Soweit die Antragsschrift ernstliche Zweifel an der Richtigkeit des Beschlusses des Verwaltungsgerichts darin sieht, daß dieses keine äußeren Umstände erkannt hat, die dafür sprechen, daß der Antragsteller in Zukunft von gewaltbetonten Straftaten Abstand nimmt (dafür, daß auch solche spezialpräventive Überlegungen einen Ausnahmefall begründen können: vgl. BVerwG, Beschl. v. 25.3.1994, Buchholz 402.240 § 47 AuslG 1990 Nr. 4), benennt auch sie keine besonderen Umstände für einen Wandel in der Persönlichkeit des Antragstellers. Daß dieser wegen zweier innerhalb eines kurzen Zeitraums begangener Gewalttaten verurteilt worden ist, die er sich zudem noch innerhalb der Bewährungszeit aus einer früheren Verurteilung hat zuschulden kommen lassen, reicht aus anzunehmen, daß von ihm mit erheblicher Wahrscheinlichkeit weitere Gewalttaten zu befürchten sind (vgl. auch § 48 Abs. 1 Satz 2 AuslG). Daß der Antragsteller im Strafvollzug einen Hauptschulabschluß anstrebt, daß er durch das Straf- und das Ausweisungsverfahren die Folgen seines Verhaltens aufgezeigt erhalten hat und daß Freunde und Familienangehörige sich um ihn bemühen, kann für sich allein eine Abkehr von seiner Gewaltbereitschaft zwar als denkbar erscheinen lassen, legt solches nach den hier vorhandenen gesamten Umständen jedoch nicht mit überwiegender Wahrscheinlichkeit nahe.
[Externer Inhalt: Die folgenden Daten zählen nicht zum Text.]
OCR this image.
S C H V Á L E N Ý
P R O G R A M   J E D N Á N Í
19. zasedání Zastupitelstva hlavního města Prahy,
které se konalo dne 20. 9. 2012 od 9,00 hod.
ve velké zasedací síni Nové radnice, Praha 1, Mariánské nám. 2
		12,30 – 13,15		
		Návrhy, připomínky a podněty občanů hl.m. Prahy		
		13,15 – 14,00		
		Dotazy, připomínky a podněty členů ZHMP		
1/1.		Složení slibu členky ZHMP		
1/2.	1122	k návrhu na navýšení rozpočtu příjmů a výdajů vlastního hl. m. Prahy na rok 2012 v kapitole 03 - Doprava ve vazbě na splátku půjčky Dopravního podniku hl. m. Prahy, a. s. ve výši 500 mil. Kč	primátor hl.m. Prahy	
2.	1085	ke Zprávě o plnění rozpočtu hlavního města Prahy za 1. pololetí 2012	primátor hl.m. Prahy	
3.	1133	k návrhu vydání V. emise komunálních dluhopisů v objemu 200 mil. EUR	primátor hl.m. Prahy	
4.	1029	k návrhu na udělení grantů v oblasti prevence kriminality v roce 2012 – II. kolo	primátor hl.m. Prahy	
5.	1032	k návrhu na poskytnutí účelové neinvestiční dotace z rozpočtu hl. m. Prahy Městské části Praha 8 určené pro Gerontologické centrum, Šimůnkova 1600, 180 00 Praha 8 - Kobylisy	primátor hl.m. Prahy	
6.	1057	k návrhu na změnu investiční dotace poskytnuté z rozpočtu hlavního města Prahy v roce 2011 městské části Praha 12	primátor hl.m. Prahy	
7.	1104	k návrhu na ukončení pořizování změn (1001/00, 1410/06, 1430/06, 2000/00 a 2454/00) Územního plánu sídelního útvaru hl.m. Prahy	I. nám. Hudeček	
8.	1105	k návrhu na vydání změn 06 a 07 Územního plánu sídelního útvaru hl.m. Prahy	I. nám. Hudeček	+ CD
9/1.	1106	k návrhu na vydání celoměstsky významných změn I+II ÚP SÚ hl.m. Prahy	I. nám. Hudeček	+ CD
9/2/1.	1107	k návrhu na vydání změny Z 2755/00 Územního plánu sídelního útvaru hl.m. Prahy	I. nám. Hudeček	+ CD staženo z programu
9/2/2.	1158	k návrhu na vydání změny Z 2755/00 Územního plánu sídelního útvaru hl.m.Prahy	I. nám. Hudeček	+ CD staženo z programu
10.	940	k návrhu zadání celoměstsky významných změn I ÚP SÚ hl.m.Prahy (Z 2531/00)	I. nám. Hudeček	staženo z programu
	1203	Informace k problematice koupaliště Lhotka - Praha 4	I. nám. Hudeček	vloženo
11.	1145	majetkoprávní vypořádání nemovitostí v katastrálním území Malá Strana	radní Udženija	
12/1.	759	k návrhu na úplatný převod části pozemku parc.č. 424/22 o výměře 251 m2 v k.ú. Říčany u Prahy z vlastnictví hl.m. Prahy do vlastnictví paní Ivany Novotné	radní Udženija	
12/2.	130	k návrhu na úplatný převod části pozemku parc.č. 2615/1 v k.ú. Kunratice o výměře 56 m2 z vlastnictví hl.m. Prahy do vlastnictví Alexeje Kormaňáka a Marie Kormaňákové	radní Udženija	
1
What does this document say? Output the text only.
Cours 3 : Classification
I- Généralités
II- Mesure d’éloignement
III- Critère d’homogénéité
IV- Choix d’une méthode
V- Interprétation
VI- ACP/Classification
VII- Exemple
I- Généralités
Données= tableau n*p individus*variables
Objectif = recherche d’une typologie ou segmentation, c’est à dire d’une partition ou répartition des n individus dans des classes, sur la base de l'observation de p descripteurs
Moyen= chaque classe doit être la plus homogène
Soweit die Antragsschrift im Hinblick auf eine Berücksichtigung von § 45 Abs. 2 Nr. 2 AuslG bei der Frage, ob ein Ausnahmefall vorliegt, die Würdigung des ärztlichen Schreibens vom 5. Mai 1998 beanstandet, vermag der Senat dem nicht zu folgen. Diesem Schreiben ist weder der Grund der als schwere depressive Verstimmung bezeichneten psychischen Erkrankung der Mutter des Antragstellers noch ihre Schwere, Behandlungsbedürftigkeit und  -fähigkeit  im  einzelnen  zu entnehmen.  Auch die ärztliche Bescheinigung vom 10. Dezember 1998, die der Antragsteller erst im Zulassungsverfahren vorgelegt hat und welche schon deshalb ernstliche Zweifel an der Richtigkeit des angefochtenen Beschlusses des Verwaltungsgerichts nicht begründen kann, gibt keinen nachvollziehbaren Hinweis, daß die psychische Belastung der Mutter durch die bevorstehende Abschiebung des Antragstellers ein so erhebliches Gewicht hat, daß dies das Vorliegen eines Ausnahmefalles begründen könnte.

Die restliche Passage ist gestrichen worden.